New Delhi (India), 27th April 2023: PhonePe, a Walmart-owned digital payments leader, is looking to strike a commercial agreement with the lending startup in lieu of the $18 million loan it had provided to the cash-strapped business after ZestMoney, a lending startup, withdrew from the acquisition process citing issues discovered during due diligence.
On the condition of anonymity, some persons indicated that ZestMoney is also reportedly in conversations to raise more equity capital from some of its current investors. However, these discussions are still in their early stages.
According to three people with knowledge of the recent developments, PhonePe’s decision to buy ZestMoney’s technology stack and hire 150 employees from the firm will hasten the launch of its own loan operation. As it works to expand its credit business, Bengaluru-based PhonePe has also applied for a non-banking finance company (NBFC) license.

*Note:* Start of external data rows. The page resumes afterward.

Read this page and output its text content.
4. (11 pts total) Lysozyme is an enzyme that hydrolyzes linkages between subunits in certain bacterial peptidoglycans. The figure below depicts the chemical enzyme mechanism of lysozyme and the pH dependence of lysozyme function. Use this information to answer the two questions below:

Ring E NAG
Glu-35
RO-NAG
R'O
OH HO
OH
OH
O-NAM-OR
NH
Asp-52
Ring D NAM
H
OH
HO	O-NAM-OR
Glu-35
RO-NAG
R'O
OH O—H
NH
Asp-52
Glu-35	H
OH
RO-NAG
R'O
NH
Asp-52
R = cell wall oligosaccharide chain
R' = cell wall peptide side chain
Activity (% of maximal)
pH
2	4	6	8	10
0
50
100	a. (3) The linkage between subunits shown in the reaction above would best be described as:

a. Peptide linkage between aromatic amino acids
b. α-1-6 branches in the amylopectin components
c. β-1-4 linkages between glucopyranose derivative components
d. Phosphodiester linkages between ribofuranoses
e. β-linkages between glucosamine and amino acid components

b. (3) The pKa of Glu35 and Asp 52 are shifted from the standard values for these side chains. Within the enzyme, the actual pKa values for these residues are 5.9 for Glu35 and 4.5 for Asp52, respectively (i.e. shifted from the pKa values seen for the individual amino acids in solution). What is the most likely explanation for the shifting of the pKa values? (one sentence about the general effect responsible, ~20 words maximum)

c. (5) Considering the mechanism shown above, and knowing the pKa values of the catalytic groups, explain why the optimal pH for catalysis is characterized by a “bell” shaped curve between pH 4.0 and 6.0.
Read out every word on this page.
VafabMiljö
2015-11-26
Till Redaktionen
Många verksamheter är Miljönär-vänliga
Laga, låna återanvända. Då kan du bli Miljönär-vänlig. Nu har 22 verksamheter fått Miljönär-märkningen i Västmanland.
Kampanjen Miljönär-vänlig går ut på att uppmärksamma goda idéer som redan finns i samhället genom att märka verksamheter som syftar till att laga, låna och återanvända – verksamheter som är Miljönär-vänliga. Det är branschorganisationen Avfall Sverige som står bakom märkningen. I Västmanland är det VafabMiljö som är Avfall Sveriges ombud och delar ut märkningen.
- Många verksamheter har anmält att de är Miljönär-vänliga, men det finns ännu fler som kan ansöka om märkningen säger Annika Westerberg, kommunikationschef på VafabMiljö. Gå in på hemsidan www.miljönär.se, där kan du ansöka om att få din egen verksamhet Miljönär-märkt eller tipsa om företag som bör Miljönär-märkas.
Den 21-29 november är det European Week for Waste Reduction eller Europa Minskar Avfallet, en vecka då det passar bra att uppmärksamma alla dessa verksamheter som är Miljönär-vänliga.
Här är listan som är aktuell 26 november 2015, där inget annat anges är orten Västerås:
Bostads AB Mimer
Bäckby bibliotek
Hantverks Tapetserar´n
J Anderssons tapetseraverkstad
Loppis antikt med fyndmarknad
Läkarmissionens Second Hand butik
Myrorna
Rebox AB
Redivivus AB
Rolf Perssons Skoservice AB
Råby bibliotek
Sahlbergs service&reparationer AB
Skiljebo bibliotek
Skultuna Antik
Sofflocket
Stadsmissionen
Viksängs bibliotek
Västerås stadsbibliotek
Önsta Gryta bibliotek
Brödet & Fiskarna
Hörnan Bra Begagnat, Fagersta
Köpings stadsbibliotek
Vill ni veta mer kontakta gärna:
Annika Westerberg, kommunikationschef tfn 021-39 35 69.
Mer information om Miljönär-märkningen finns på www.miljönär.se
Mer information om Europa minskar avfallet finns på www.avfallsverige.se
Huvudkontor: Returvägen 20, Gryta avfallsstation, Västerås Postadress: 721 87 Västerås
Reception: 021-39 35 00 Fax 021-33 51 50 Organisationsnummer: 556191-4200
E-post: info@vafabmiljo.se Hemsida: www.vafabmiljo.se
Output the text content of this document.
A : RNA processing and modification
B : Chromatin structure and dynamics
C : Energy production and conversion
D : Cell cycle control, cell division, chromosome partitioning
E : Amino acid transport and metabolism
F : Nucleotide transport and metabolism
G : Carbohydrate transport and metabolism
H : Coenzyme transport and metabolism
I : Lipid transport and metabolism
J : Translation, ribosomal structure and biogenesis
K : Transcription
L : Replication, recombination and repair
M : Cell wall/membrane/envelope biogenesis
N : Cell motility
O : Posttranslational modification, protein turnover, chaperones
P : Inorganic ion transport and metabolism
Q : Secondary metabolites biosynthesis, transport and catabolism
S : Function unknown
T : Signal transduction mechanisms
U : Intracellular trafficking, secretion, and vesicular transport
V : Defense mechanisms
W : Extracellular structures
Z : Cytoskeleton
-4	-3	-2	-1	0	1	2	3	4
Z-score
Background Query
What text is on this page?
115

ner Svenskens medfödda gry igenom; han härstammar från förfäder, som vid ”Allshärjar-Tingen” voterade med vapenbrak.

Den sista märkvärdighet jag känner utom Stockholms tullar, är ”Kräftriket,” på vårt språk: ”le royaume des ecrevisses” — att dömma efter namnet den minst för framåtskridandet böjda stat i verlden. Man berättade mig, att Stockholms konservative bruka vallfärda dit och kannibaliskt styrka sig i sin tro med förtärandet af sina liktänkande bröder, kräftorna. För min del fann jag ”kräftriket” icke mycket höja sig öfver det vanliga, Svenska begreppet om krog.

According to reports, in order to leverage ZestMoney’s tech stack, PhonePe has entered into a licensing agreement worth an additional $8 million. Although the liquidity position at the BNPL startup is still questionable, PhonePe’s decision also provides short-term assistance to ZestMoney, according to an ET article.
With this, ZestMoney will change its business model to one of lending SaaS while it seeks equity funding to support the transition.
The choice was made after negotiations to buy the company outright fell through.
With the transition to a loan SaaS business model, ZestMoney may gain some B2B clients. The Reserve Bank of India (RBI) has emphasised stringent regulations for digital lending and is hesitant to grant NBFC licences to internet entrepreneurs.
With the BNPL platform’s current tech stack, which complies with the lending standards, many businesses may be able to accelerate their go-to-market while still adhering to RBI regulations.